Nas calçadas, servidores da Brigada Militar e da Guarda Municipal, supervisionados por Mallmann, revistavam dezenas de pessoas, enquanto o estacionamento da Augusto Pestana, que costumava abrigar carros com som alto, era bloqueado. Para assegurar que a vigilância permanente não se torne outra promessa frustrada, como em anos anteriores, Mallmann afirmou que os guardas municipais já têm horas extras garantidas até dezembro.
Morte banal de jovem foi estopim para mudança
A maior preocupação dos moradores e frequentadores do Largo da Estação é com brigas que terminem de forma trágica, como aconteceu com Guilherme Padilha, que teria sido esfaqueado somente por reagir à provocação de outro jovem, que lhe pediu um cigarro. O crime ocorreu quase em frente ao Mississippi, e as marcas de sangue ficaram próximas à porta do estabelecimento. Somado a outros episódios, foi o estopim para que o prefeito Daniel Guerra colocasse as equipes nas ruas.
– Estávamos pedindo policiamento há tempos. A gente sente que quando eles (policiais) estão circulando, é bem melhor. Precisamos dessa presença – afirma Gabriela da Silva Scopel, gerente do bar.
Para o administrador de um estacionamento, porém, a blitz na Estação só impede o fluxo normal das pessoas, e não afasta necessariamente os mal intencionados.
– Ontem (sábado) ficaram aqui até as 3h. Quinze minutos depois já havia carros com som alto, e o tumulto de sempre. Impedir que jovens consumam bebidas alcoólicas e andem armados se faz com policiais e guardas abordando suspeitos. A blitz chama a atenção, mas prejudica quem quer vir jantar e se divertir. Que seja feita quatro ou cinco quadras adiante – sugeriu Adriano Pieta.
Comerciante diz que força-tarefa "matou" a noite
O proprietário de um dos bares que fica na Rua Coronel Flores, que prefere não se identificar, lamenta que a força-tarefa "matou" a noite no seu estabelecimento, fazendo o movimento cair em 50% a 60%. A mesma percepção tem Cristiano Bortolon, responsável por uma loja de conveniências na esquina da Rua Os Dezoito do Forte com a Coronel Flores:
– O movimento e o faturamento da loja foram um terço do normal. A gente precisa de segurança, mas não que tirem as pessoas da Estação.
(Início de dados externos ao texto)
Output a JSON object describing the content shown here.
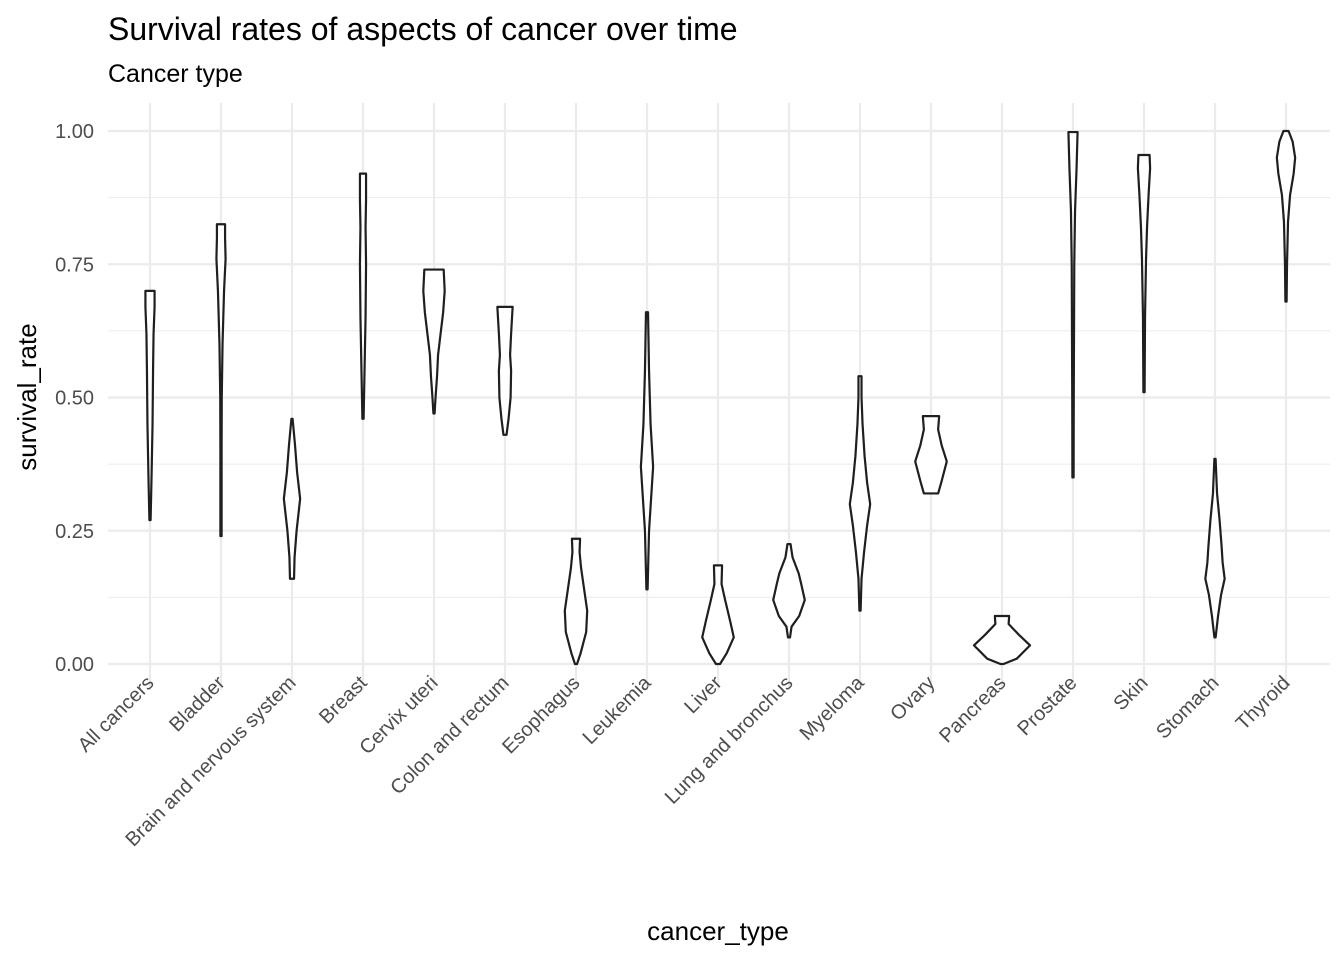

A ideia da gestão de Guerra é testar, a cada fim de semana, a evolução do trabalho. Não estão descartadas hipóteses como a colocação de cancela na Augusto Pestana, de guarita da Brigada Militar e de câmeras de vigilância. Ao longo dos meses, o objetivo é criar uma cultura de respeito à convivência no espaço público, o que é saudado principalmente por proprietários de bares e restaurantes, que se organizam por meio da Associação Amigos do Largo da Estação (AALE) e cobram providências urgentes. A situação piorou desde o Carnaval de 2016.
– A revitalização aqui foi bonita, a população recebeu coisas novas. Acho que, para manter, ações como essas podem repercutir para a cidade como um todo. Pedimos que nos socorram para controlar isso aqui. É óbvio que ninguém quer ter na sua porta alguém sofrendo qualquer tipo de abuso ou sendo machucado – pondera César Casara, dono da Level.
Entre alguns dos jovens que têm como hábito frequentar a Estação Férrea sem adentrar nos bares e casas noturnas, a medida não agradou. Bruno Gomes, 24 anos, Jezer Silveira, 20 anos, e Bruno Cardoso, 20 anos, são moradores do bairro Santa Fé e há cerca de cinco anos costumam passar as noites de final de semana no principal point caxiense. O trio entende que houve abuso por parte das autoridades.
– A gente vem aqui e fica de boa, como a maior parte do pessoal. Quem arruma briga é porque já tem brigas anteriores, que se resolvem aqui. Por isso, seria bom melhorar o patrulhamento para impedir isso. Mas quem não tem nada a ver precisar colocar a mão na parede e ser revistado é um abuso – reclama Bruno Gomes.